When I gave birth to my first child in 2003, I was as prepared as I could be: positions, breathing, birth plan. What I hadn't accounted for was an uninvited, domineering presence in a corner of the room that would so dictate proceedings that no one dared act without referring to it. The cardiotocography (CTG) machine, the silent birth partner.
CTG machines measure fetal heart rate and uterine contractions and are now omnipresent in labour wards, but it was never meant to be this way. When they were first developed, in a partnership between Konrad Hammacher and Hewlett Packard in 1968, they were to save lives by detecting the early stages of hypoxia – babies starving of oxygen in the womb. Following their introduction in hospitals from the early 1970s, perinatal deaths went down (although this also coincided with better antenatal screening), but for the last 10 years this figure has remained static. And the number of babies born with cerebral palsy has not decreased in the last 100 years (it's still not known if cerebral palsy is absolutely a birth injury, or happens at another time).
Meanwhile, there is increasing litigation against the NHS directly related to the misinterpretation of cardiotocograms (CTGs) resulting in babies born dead or damaged. The cost of these lawsuits has risen sevenfold in four years: from £11.8m in 2006 to £85.8m last year.
Without question that CTGs save lives, but there is a big problem – like all equipment they are only as good as the people operating them, and results can be difficult to interpret. Trials show they can lead to false positives, which can lead to unnecessary intervention. And because CTGs are a monitoring, not a diagnostic tool, the results should never be read in isolation but as part of a jigsaw.
My first labour, in 2003, resulted in various interventions – induction, forceps, emergency C-section, lumbar puncture for my baby, IV antibiotics (the side effects of which could have been profound deafness) – many triggered by the CTGs on which we all, slavishly, started to rely. Looking back, I can only compare parts of it to otherwise rational, intelligent people over-relying on satnav and driving up one-way streets, simply because a machine told them to. There were times when the midwives attending paid more attention to the machine's spewing paper tongue than me. Look at me, I wanted to say, look up.
With CTGs, one midwife can sit in front of a central monitor and keep track of several women in one go. "CTGs are the only way," one senior member of maternity staff told me, "to stretch one midwife over more than one woman." Contrary to popular belief, things don't go wrong in labour from one minute to another, there are warning signs – signs a CTG can pick up, but there has to be someone there to interpret the data and get appropriate help quickly. Otherwise CTGs are not just useless but dangerous, providing a false sense of security.
With hindsight and after much analysis of all the data of my own first birth, (which took many years) there was no real evidence to show my daughter was indeed ever in distress, so I'll never know if the C-section saved her life or if I took up unnecessary medical time and resources. But at least I had the luxury of musing with a live, healthy baby. About 500 babies die each year as a result of misinterpretation of CTGs.
After the birth I became highly involved with maternity services, acting as a lay representative at a large teaching hospital. The most harrowing case I ever sat in on was that of a woman whose baby showed obvious signs of distress, but the medical staff attending only looked at the last few sheets of the printout (which concertinas into a neat pile as it prints out, I often wonder if part of the answer would be to simply not perforate the paper). In other words, instead of flinging their arms wide and looking at data that would have given them a good overview, their hands did no more flicking than if they'd been reading a paperback book.

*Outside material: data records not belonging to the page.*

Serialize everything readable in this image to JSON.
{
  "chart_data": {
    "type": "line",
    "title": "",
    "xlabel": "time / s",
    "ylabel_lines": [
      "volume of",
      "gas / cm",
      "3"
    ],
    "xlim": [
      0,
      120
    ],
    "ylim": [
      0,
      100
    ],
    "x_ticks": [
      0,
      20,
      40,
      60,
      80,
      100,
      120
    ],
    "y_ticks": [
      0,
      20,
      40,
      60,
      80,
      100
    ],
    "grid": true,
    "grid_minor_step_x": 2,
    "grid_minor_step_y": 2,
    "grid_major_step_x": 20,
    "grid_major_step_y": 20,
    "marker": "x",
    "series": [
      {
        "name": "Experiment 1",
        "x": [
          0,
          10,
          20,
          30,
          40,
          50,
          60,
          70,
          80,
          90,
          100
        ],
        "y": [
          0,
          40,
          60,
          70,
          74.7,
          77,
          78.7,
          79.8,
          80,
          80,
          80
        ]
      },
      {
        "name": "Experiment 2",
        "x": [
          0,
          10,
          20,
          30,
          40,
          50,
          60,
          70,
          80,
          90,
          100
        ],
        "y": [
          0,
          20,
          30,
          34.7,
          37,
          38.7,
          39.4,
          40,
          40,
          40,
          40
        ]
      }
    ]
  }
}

There is another major problem, which has nothing to do with CTGs per se, but which their use flags up. Remember those unnecessary interventions mentioned earlier? With increasing C-sections, some senior staff are in theatre at a time when they should be on the ward. When staff suspect something is not right they are often scared of getting help. "If you suspect something is wrong," more than one labour ward professional told me, "you need to get a doctor with experience, and if they're in theatre performing a C-section, which they increasingly are, it takes a lot of courage to make a fuss." So you have situations where doctors are performing C-sections that may or may not be necessary and have often been decided on by the (mis)reading of a CTG, and there are other women whose babies desperately need C-sections, but are not getting them at all, or in time. Some babies are being monitored to death.
This is not a problem that is going to go away. We have a shortage of midwives that is entirely cash-led, with more cuts threatened, despite a pre-election promise to increase the number. The more continuous the care a woman receives, the less chance of a breakdown in communication. There will now be much talk of retraining staff in the reading of CTGs (more money spent, more staff away from the labour ward), and certainly that's important. But, yet again, it's a misreading of the situation. The CTG machine was never meant to be the labouring women's default companion: an experienced midwife was.